No documento livro-cidades-sustentaveis (páginas 126-134)

DIREITO COLETIVO DO TRABALHO E COOPERATIVISMO POPULAR

1.1 O trabalho na autonomia da vontade ou da autonomia liberal

Na denominada Modernidade podemos afirmar que o mundo possível, para o Direito, é um mundo no qual o Estado reconhece, protege e pretende transformar todos os direitos em individuais.

Segundo Carlos Frederico Marés de Souza Filho

(...) a construção do Estado contemporâneo e de seu Direito foi marcada pelo individualismo jurídico ou pela transformação de um todo titular de direito em um indivíduo. Assim foi feito com as empresas, as sociedades e com o próprio Estado; criou-se a ficção de que cada um deles era uma pessoa, chamada de jurídica ou moral, individual. Assim também foi feito com os diferentes povos, criando a ficção de que cada povo indígena seria uma individualidade com direitos protegidos. Isto transformava s direitos essencialmente coletivos dos povos em direitos individuais4.

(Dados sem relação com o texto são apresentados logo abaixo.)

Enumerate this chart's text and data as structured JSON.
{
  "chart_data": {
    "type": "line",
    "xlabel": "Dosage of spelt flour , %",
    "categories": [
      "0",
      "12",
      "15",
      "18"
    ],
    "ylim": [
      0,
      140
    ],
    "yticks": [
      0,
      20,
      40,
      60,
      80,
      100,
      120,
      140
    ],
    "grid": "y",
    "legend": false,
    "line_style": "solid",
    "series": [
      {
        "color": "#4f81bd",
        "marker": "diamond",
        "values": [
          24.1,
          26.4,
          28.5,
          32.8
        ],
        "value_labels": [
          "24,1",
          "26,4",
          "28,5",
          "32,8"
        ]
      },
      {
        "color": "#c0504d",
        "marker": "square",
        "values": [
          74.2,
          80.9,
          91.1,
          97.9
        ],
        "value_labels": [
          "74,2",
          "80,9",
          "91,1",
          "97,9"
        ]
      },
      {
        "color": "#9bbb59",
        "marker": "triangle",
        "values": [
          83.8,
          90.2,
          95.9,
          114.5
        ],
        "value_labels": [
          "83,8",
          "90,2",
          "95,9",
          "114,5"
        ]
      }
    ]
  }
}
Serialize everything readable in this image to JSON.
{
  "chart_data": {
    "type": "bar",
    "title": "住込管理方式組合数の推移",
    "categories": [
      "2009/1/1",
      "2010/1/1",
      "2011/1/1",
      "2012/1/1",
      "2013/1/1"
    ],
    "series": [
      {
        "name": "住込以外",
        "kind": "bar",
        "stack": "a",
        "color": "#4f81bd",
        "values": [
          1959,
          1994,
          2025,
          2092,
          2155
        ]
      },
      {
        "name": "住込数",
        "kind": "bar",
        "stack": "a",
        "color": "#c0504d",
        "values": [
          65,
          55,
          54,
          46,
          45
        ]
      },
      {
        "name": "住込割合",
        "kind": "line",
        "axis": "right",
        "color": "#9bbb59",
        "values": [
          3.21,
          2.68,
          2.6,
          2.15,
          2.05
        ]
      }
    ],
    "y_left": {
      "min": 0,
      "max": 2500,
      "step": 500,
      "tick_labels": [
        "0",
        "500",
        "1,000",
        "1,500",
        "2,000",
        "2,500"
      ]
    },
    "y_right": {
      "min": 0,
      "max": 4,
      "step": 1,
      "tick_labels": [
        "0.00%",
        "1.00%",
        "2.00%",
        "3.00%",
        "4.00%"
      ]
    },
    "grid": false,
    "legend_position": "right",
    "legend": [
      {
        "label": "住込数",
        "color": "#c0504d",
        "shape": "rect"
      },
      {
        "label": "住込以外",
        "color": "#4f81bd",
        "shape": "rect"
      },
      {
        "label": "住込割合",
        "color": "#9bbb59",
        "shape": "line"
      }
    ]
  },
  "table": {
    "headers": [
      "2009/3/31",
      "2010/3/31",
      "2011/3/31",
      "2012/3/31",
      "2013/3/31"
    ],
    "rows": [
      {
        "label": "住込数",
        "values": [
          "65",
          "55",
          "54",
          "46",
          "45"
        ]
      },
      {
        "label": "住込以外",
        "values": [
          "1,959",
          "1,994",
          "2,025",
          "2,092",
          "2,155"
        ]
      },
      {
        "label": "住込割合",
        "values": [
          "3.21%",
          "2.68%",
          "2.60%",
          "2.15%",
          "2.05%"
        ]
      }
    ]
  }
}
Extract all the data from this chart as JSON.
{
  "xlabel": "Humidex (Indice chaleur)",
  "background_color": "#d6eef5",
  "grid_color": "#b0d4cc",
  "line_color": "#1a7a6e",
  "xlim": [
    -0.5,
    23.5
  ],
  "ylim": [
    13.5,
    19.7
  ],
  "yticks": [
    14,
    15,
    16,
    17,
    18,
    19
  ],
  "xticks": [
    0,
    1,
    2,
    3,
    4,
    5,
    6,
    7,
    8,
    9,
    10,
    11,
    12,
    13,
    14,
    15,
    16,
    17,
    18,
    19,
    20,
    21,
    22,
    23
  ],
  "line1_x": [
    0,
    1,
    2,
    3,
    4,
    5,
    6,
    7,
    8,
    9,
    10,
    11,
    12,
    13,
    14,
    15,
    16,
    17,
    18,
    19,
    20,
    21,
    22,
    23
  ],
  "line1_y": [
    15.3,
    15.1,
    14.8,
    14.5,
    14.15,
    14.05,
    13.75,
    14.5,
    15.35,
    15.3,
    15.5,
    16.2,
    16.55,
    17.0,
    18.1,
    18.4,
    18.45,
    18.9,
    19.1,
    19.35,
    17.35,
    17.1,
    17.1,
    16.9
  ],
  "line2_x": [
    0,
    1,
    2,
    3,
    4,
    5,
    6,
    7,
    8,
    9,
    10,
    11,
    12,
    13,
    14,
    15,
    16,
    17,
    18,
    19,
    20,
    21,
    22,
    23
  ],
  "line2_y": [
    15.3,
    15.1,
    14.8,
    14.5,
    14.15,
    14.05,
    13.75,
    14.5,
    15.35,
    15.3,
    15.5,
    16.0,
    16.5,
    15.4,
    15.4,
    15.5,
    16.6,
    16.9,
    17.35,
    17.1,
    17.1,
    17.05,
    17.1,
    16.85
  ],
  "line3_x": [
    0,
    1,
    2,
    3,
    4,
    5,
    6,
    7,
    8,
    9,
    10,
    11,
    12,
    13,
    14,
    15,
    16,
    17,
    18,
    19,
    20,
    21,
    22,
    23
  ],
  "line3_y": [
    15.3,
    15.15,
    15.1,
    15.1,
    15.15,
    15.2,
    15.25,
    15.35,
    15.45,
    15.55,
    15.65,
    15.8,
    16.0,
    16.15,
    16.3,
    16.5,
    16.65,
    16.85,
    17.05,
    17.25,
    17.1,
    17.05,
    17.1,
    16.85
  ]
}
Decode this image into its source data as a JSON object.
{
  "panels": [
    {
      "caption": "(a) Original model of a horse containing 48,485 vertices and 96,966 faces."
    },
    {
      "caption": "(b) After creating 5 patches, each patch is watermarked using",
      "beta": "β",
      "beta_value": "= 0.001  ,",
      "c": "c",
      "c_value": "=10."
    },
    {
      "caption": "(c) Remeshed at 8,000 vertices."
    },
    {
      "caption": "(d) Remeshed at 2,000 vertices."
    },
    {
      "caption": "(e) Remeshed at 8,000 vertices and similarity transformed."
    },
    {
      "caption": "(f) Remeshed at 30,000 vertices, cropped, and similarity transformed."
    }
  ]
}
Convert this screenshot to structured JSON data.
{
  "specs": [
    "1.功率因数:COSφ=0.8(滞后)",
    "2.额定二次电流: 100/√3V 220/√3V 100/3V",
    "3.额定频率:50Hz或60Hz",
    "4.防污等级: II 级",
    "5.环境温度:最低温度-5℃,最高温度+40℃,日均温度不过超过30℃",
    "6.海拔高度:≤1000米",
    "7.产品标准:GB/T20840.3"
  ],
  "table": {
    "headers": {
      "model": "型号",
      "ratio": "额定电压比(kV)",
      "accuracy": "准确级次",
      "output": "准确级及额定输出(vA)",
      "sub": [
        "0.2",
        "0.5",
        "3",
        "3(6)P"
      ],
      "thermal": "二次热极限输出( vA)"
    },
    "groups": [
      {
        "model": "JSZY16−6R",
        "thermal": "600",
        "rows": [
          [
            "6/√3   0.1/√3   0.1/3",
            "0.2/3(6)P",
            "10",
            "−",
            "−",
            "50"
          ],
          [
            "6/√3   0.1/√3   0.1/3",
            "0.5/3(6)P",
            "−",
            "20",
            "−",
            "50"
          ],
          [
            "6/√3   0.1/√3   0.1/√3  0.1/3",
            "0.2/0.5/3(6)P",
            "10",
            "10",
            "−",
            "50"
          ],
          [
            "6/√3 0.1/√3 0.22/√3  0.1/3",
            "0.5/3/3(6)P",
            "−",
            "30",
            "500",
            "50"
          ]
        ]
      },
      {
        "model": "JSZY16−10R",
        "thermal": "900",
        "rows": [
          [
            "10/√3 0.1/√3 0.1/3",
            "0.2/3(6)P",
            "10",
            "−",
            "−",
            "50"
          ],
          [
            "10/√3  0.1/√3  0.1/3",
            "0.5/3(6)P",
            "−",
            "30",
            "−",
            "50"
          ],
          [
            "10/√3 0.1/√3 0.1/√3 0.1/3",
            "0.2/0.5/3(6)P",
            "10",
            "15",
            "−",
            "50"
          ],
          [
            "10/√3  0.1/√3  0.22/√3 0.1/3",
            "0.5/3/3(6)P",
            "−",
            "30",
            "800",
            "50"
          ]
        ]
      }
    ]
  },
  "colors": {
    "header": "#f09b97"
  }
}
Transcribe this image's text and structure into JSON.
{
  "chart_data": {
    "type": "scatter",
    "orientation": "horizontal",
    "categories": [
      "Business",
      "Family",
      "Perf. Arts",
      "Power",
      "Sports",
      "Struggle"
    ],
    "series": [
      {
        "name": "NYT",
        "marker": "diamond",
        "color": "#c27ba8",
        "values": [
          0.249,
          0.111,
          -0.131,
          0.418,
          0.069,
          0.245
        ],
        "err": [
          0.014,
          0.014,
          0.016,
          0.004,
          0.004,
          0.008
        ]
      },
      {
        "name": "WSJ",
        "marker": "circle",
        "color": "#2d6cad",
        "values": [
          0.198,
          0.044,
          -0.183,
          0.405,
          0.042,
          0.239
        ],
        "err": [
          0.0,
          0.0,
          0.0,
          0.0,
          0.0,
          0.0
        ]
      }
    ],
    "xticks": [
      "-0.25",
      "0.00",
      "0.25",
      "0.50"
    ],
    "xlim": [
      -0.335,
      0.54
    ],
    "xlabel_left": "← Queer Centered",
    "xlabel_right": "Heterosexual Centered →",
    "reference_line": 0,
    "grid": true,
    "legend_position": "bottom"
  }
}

Na continuação do texto completa

O Direito contemporâneo, além de individualista, é dicotômico: às pessoas – indivíduos titulares de direitos – corresponde uma coisa, o bem jurídico protegido. A legitimidade desta relação se dá por meio de um contrato – acordo entre duas pessoas. É evidente que este esquema jurídico não poderia servir aos povos indígenas da América Latina, porque, mesmo que considerasse cada povo uma individualidade de direito, os bens protegidos (os bens que os povos precisam proteger) e sua legitimidade não têm nenhuma relação com a disponibilidade individual e com a origem contratual5.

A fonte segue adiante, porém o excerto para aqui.